In connection wit the JMM’s newest exhibition, A Blessing to One Another: Pope John Paul II and the Jewish People, the JMM is proud to present programming that highlight interfaith dialog and study. This year’s Sadie B. Feldman Family Lecture will feature Father John Pawlikowski, professor of ethics and the director of the Catholic-Jewish Studies program at the Catholic Theological Union. Fr. Pawlikowski will deliver a lecture in commemoration of the 45th anniversary of Nostra Aetate, the historic declaration on the relationship of the Catholic Church to non-Christian religions.
I am also eager and anxious to continue with weekly my visits to Patterson High School, a large Baltimore City Public School and continue to work on the JMM’s latest educational initiative, Student Immigration Stories. The SIS program is just one of the Museum’s many education programs and this one fulfills our mission – to teach about Baltimore’s history as a haven for immigrants and refugees in the past and present. The JMM has developed a wonderful relationship with this school and we are working specifically with Ms. Sally Franklin’s ESOL (English for Speakers of Other Languages) class and Jennifer Zunikoff, a professional storyteller in the area. This particular initiative looks at contemporary immigration to Baltimore.

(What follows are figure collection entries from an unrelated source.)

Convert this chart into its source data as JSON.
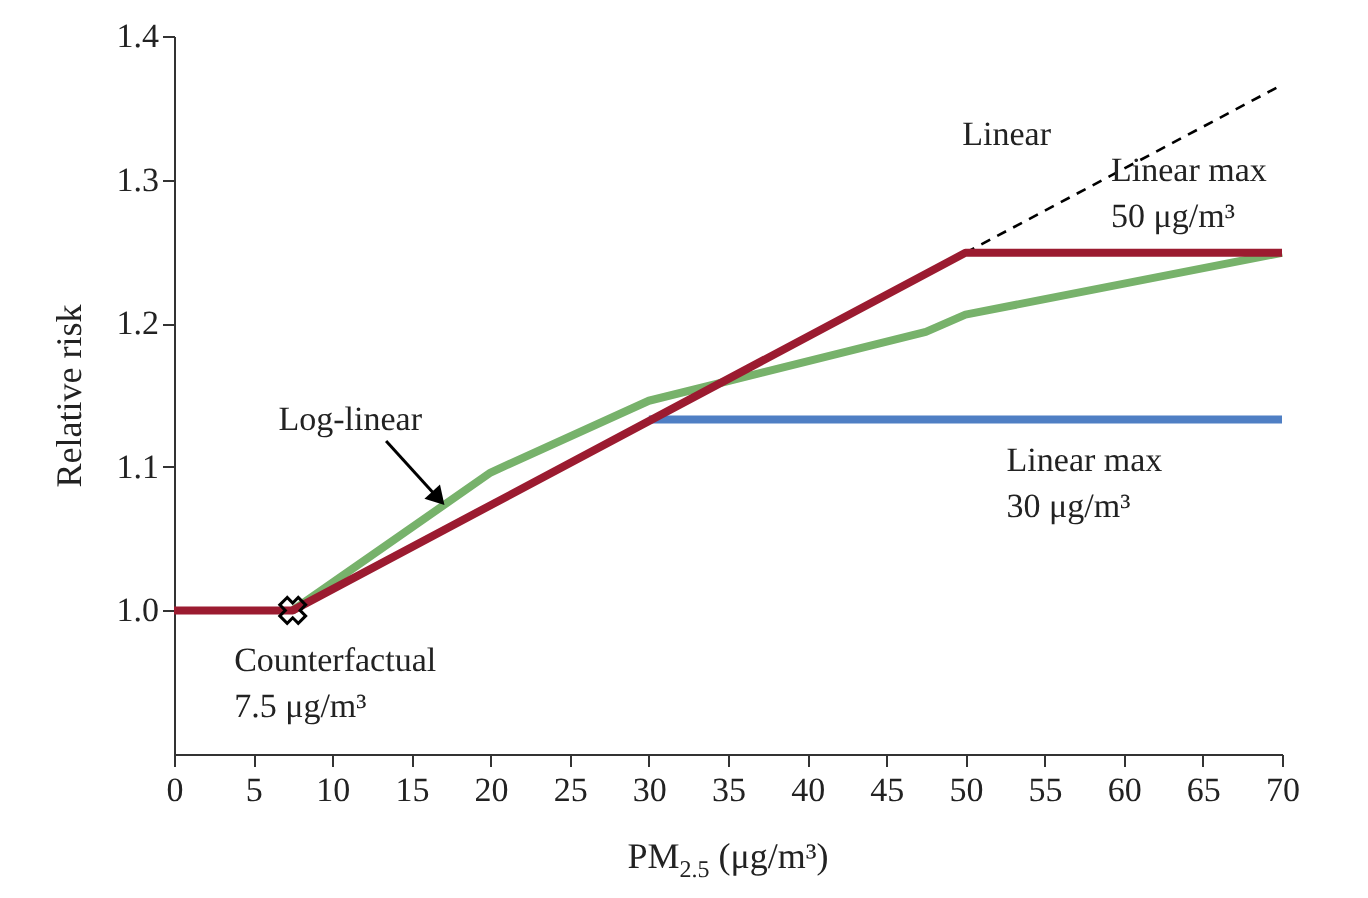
{
  "chart_data": {
    "type": "line",
    "xlabel": "PM$_{2.5}$ (μg/m³)",
    "ylabel": "Relative risk",
    "xlim": [
      0,
      70
    ],
    "xticks": [
      0,
      5,
      10,
      15,
      20,
      25,
      30,
      35,
      40,
      45,
      50,
      55,
      60,
      65,
      70
    ],
    "ylim": [
      0.9,
      1.4
    ],
    "yticks": [
      {
        "value": 1,
        "label": "1.0"
      },
      1.1,
      1.2,
      1.3,
      1.4
    ],
    "grid": false,
    "series": [
      {
        "color": "#000000",
        "line_style": "dashed",
        "x": [
          50,
          70
        ],
        "values": [
          1.249,
          1.366
        ]
      },
      {
        "color": "#4f7fc4",
        "x": [
          30,
          70
        ],
        "values": [
          1.133,
          1.133
        ]
      },
      {
        "color": "#77b26b",
        "x": [
          7.5,
          20,
          30,
          47.5,
          50,
          70
        ],
        "values": [
          1.0,
          1.096,
          1.146,
          1.194,
          1.206,
          1.249
        ]
      },
      {
        "color": "#9b1b30",
        "x": [
          0,
          7.5,
          50,
          70
        ],
        "values": [
          1.0,
          1.0,
          1.249,
          1.249
        ]
      },
      {
        "type": "scatter",
        "color": "#000000",
        "marker": "cross",
        "x": [
          7.5
        ],
        "values": [
          1.0
        ]
      }
    ],
    "annotations": [
      "Linear",
      "Linear max\n50 μg/m³",
      {
        "text": "Log-linear",
        "x": 17,
        "y": 1.073
      },
      "Linear max\n30 μg/m³",
      "Counterfactual\n 7.5 μg/m³"
    ]
  }
}
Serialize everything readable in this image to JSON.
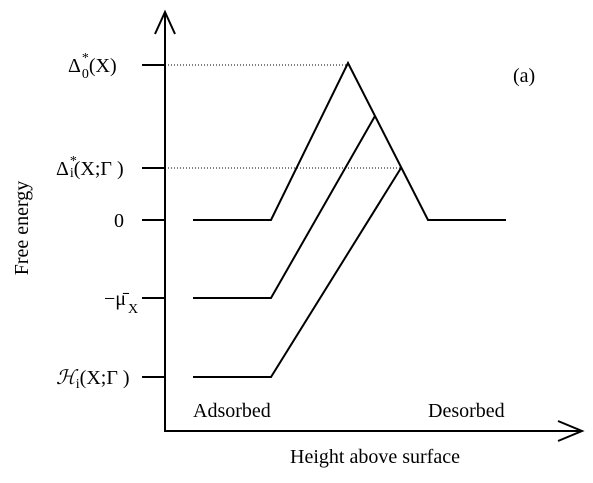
{
  "panel_label": "(a)",
  "y_axis_label": "Free energy",
  "x_axis_label": "Height above surface",
  "region_labels": [
    "Adsorbed",
    "Desorbed"
  ],
  "levels": [
    {
      "symbol": "Δ",
      "sup": "*",
      "sub": "0",
      "arg": "(X)"
    },
    {
      "symbol": "Δ",
      "sup": "*",
      "sub": "i",
      "arg": "(X;Γ )"
    },
    {
      "symbol": "0"
    },
    {
      "symbol": "−μ̄",
      "sub": "X"
    },
    {
      "symbol": "ℋ",
      "sub": "i",
      "arg": "(X;Γ )"
    }
  ]
}
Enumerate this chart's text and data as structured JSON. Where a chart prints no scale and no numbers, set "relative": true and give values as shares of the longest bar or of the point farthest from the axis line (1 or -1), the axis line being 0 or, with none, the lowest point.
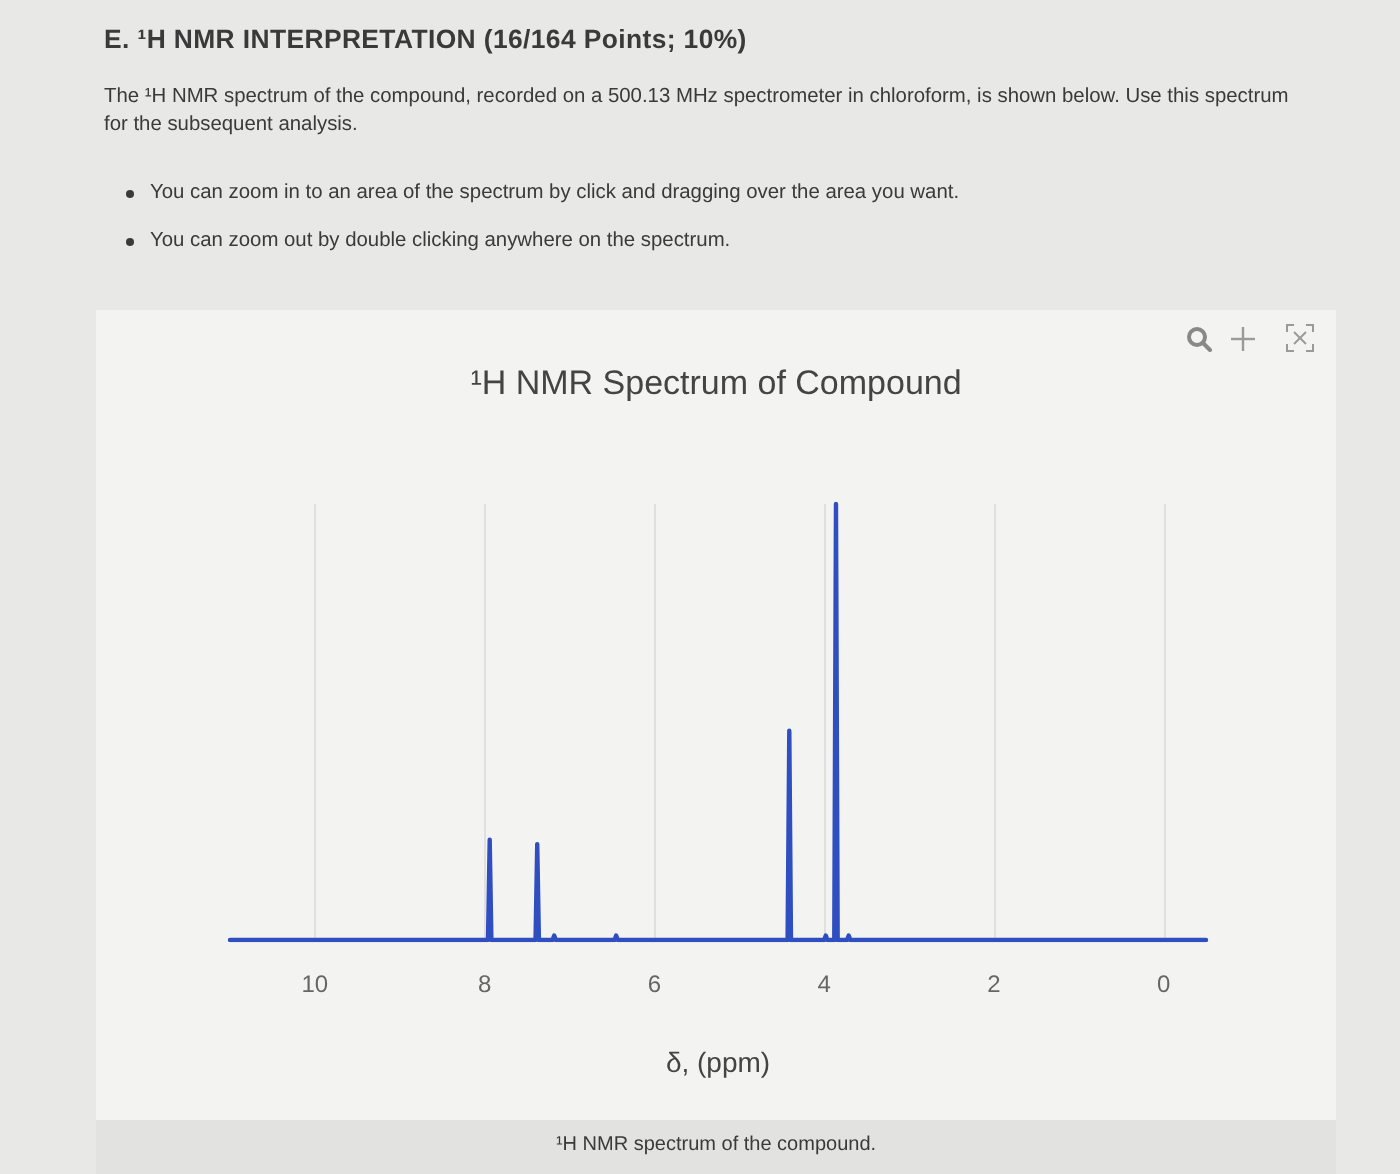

The students participating in the project are learning how to craft their personal immigration stories with the help of the storyteller. The power of the first-person narrative makes this program a compelling educational experience. With the help of facilitated questions, and the use of visualization and guided imagery, these techniques help the students formulate their personal stories as well as provide opportunities for the students to learn from their classmates.

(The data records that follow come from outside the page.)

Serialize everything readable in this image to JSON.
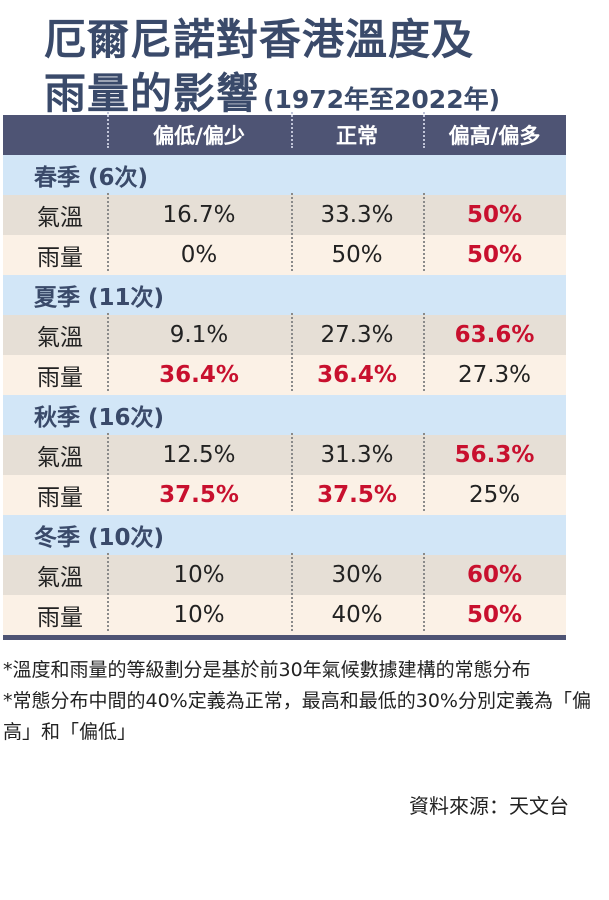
{
  "title": {
    "line1": "厄爾尼諾對香港溫度及",
    "line2": "雨量的影響",
    "years": "(1972年至2022年)"
  },
  "table": {
    "headers": [
      "",
      "偏低/偏少",
      "正常",
      "偏高/偏多"
    ],
    "seasons": [
      {
        "label": "春季 (6次)",
        "rows": [
          {
            "label": "氣溫",
            "values": [
              "16.7%",
              "33.3%",
              "50%"
            ],
            "highlight": [
              false,
              false,
              true
            ]
          },
          {
            "label": "雨量",
            "values": [
              "0%",
              "50%",
              "50%"
            ],
            "highlight": [
              false,
              false,
              true
            ]
          }
        ]
      },
      {
        "label": "夏季 (11次)",
        "rows": [
          {
            "label": "氣溫",
            "values": [
              "9.1%",
              "27.3%",
              "63.6%"
            ],
            "highlight": [
              false,
              false,
              true
            ]
          },
          {
            "label": "雨量",
            "values": [
              "36.4%",
              "36.4%",
              "27.3%"
            ],
            "highlight": [
              true,
              true,
              false
            ]
          }
        ]
      },
      {
        "label": "秋季 (16次)",
        "rows": [
          {
            "label": "氣溫",
            "values": [
              "12.5%",
              "31.3%",
              "56.3%"
            ],
            "highlight": [
              false,
              false,
              true
            ]
          },
          {
            "label": "雨量",
            "values": [
              "37.5%",
              "37.5%",
              "25%"
            ],
            "highlight": [
              true,
              true,
              false
            ]
          }
        ]
      },
      {
        "label": "冬季 (10次)",
        "rows": [
          {
            "label": "氣溫",
            "values": [
              "10%",
              "30%",
              "60%"
            ],
            "highlight": [
              false,
              false,
              true
            ]
          },
          {
            "label": "雨量",
            "values": [
              "10%",
              "40%",
              "50%"
            ],
            "highlight": [
              false,
              false,
              true
            ]
          }
        ]
      }
    ]
  },
  "notes": [
    "*溫度和雨量的等級劃分是基於前30年氣候數據建構的常態分布",
    "*常態分布中間的40%定義為正常，最高和最低的30%分別定義為「偏高」和「偏低」"
  ],
  "source": "資料來源：天文台",
  "colors": {
    "header_bg": "#4e5474",
    "season_bg": "#d2e6f7",
    "row_odd": "#e6dfd6",
    "row_even": "#fbf1e6",
    "highlight": "#c8102e",
    "title": "#3a4a6a"
  }
}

The goal of the Student Immigration Stories program is to address the needs in schools whose student populations are rapidly diversifying due to an influx of immigrants from different countries. Many school administrators describe a general atmosphere of unease at schools where there is a large immigrant population and where the student body at large demonstrates a lack of tolerance or willingness to accept students from foreign countries. It is the hope this program will serve as a forum for students to gain understanding and acceptance of their fellow students.
The weekly visits are very powerful and it is a humbling experience to listen to the students describe their lives in their native countries. During our last session, Jennifer (the storyteller), asked the students these questions. “If you could bring one thing from your native country to Baltimore- what would it be? And if you could bring one thing from Baltimore back home to your native country what would it be? The students’ answers were amazing. Some of the students from Nepal said that they wanted to bring the lushness of the jungle and the majestic Mt. Everest to Baltimore. Some of the students from Central America said that they would bring our law enforcement system, Patterson High School along with their beloved teacher, Ms. Franklin back to their native countries of El Salvador, Honduras and the Dominican Republic.

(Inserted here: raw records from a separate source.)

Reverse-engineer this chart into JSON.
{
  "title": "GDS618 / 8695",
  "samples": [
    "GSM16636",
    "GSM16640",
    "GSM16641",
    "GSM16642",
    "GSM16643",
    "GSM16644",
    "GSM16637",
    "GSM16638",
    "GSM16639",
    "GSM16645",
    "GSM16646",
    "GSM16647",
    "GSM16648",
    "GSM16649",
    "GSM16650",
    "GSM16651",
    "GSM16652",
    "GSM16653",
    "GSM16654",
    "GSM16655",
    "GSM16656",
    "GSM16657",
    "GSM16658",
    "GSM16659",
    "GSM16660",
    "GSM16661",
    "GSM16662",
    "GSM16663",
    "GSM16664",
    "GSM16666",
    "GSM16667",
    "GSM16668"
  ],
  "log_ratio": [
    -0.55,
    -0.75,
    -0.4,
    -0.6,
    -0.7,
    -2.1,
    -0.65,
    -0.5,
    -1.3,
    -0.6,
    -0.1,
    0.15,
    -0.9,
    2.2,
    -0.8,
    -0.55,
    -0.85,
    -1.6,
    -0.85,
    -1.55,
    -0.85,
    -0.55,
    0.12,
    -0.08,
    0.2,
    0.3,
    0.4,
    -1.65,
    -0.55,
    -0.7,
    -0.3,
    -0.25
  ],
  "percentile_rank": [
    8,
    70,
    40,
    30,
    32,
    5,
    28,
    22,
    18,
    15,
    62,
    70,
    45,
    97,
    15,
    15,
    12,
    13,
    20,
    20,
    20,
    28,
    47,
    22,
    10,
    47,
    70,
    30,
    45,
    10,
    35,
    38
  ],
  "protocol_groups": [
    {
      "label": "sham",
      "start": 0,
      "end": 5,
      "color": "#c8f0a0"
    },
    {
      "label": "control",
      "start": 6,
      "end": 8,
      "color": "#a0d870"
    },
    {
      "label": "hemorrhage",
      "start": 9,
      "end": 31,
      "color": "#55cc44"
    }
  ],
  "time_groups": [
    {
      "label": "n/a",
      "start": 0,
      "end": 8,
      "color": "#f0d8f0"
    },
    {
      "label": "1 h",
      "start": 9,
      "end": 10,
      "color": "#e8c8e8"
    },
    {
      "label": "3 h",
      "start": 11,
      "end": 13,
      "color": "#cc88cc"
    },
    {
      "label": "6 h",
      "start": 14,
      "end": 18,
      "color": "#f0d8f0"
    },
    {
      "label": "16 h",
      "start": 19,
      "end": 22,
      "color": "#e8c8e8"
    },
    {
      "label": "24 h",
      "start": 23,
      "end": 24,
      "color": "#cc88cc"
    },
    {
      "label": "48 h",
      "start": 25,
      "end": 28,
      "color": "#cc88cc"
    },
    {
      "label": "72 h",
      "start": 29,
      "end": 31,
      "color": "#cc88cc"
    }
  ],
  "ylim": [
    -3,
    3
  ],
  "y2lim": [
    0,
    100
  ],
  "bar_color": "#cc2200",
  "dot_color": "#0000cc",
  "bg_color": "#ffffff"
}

The power of the first-person narrative makes this an especially compelling educational experience. I listen to these students in the class and I am blown away by the courage and strength of the students to share their intimate stories. Their stories allow me to be transported to different countries and places all over the world. Their personal stories allow me to find connections and a common ground with each of the students. It is the hope that the students in the schools will also find common ground and connections with these students who share their stories of immigration.
It’s going to be an exciting programming season at the JMM- LET THE PROGRAMS BEGIN!